João Azevêdo comenta a substituição no TCE-PB e confirma indicação de Deusdete Queiroga
O governador da Paraíba, João Azevêdo, abordou a recente saída de Nominando Diniz do Tribunal de Contas do Estado (TCE-PB), classificando-a como um “processo natural”. A declaração foi feita durante entrevista ao programa Arapuan Verdade, da Rádio Arapuan FM, nesta terça-feira (24).

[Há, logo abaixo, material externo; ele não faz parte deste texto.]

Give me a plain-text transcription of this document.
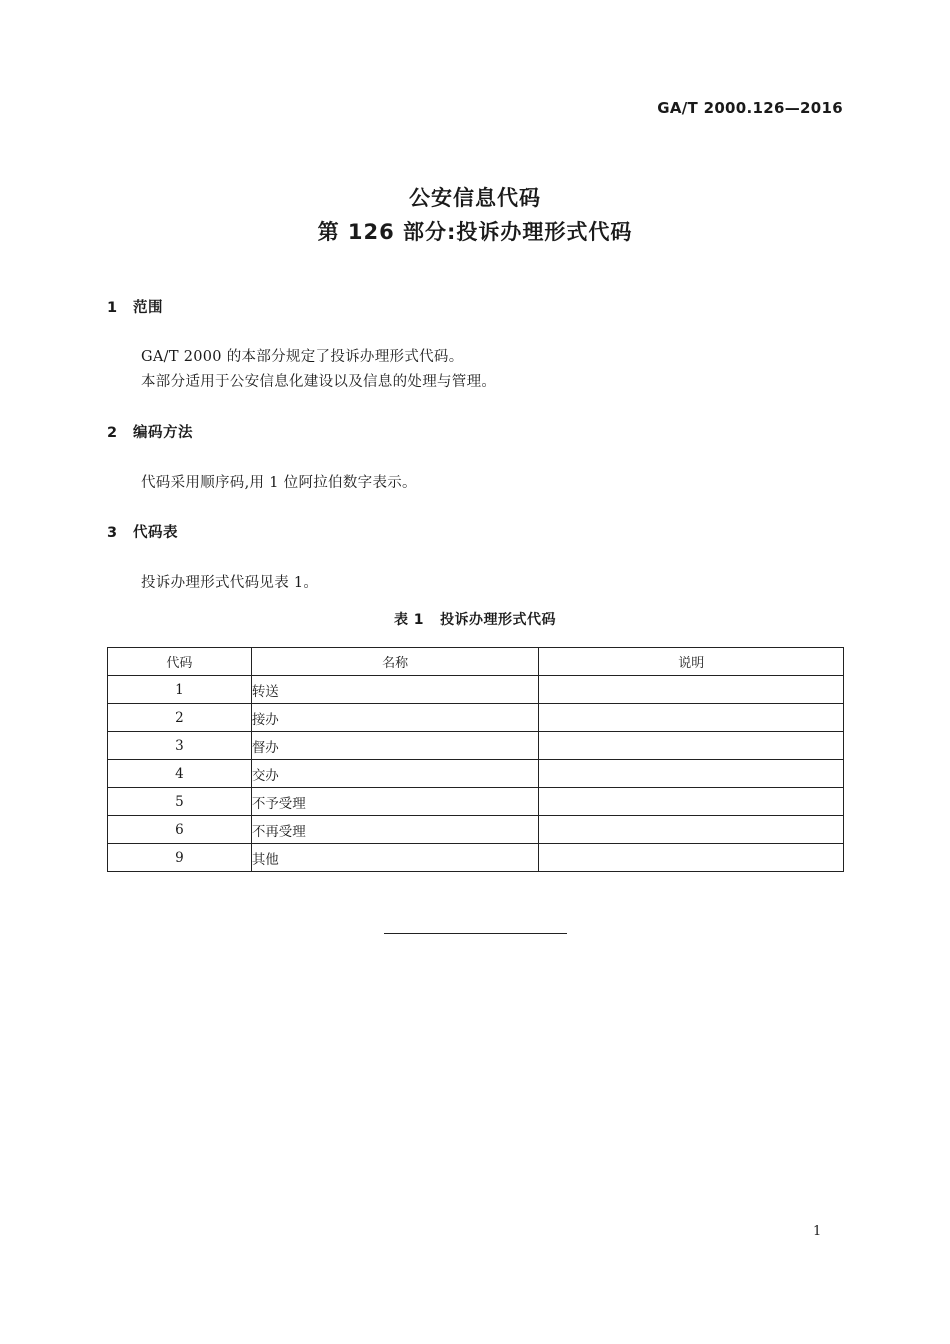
GA/T 2000.126—2016
公安信息代码
第 126 部分:投诉办理形式代码
1 范围
GA/T 2000 的本部分规定了投诉办理形式代码。
本部分适用于公安信息化建设以及信息的处理与管理。
2 编码方法
代码采用顺序码,用 1 位阿拉伯数字表示。
3 代码表
投诉办理形式代码见表 1。
表 1 投诉办理形式代码
代码	名称	说明
1	转送	
2	接办	
3	督办	
4	交办	
5	不予受理	
6	不再受理	
9	其他	
1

Azevêdo sinalizou que a escolha para preencher a vaga deixada por Diniz já está definida. Ele confirmou a intenção de indicar o nome de Deusdete Queiroga para assumir uma posição na Corte de Contas estadual, visando sua contribuição para o órgão.

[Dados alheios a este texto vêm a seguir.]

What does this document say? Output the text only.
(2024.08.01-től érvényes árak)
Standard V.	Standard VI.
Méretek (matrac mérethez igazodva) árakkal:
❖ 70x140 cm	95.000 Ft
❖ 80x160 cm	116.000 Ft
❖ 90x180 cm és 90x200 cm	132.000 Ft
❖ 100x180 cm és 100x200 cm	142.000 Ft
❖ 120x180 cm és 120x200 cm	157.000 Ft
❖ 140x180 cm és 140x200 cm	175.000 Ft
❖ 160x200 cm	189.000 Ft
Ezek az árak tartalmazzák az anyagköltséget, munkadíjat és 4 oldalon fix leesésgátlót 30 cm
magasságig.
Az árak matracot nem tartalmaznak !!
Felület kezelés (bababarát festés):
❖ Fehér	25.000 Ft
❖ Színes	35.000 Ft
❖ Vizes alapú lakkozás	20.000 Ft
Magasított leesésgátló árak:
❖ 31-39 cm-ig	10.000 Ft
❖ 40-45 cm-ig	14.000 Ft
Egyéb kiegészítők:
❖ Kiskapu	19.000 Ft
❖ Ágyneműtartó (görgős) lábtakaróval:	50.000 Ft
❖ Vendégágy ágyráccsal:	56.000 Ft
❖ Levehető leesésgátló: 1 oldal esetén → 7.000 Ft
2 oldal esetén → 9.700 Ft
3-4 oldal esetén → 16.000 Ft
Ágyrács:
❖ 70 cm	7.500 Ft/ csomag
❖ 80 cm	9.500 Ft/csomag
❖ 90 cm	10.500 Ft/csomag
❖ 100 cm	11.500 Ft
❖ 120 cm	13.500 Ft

A saída de Nominando Diniz do TCE-PB ocorreu de forma antecipada, pegando muitos de surpresa. O conselheiro anunciou sua decisão na última sexta-feira, 13 de outubro, deixando uma vaga em aberto que, segundo o governador, é parte de um “processo natural” de renovação dentro da instituição.
Nominando Diniz deixa o TCE-PB antes do previsto
A aposentadoria de Nominando Diniz estava originalmente agendada para daqui a três anos. No entanto, sua decisão de deixar o cargo antecipadamente abriu a possibilidade para uma nova indicação pelo governo estadual.
Essa movimentação já vinha sendo sinalizada pelo governador João Azevêdo em entrevistas anteriores. Ele já havia expressado o desejo de indicar Deusdete Queiroga para uma das duas vagas disponíveis no TCE-PB, demonstrando planejamento para a composição do tribunal.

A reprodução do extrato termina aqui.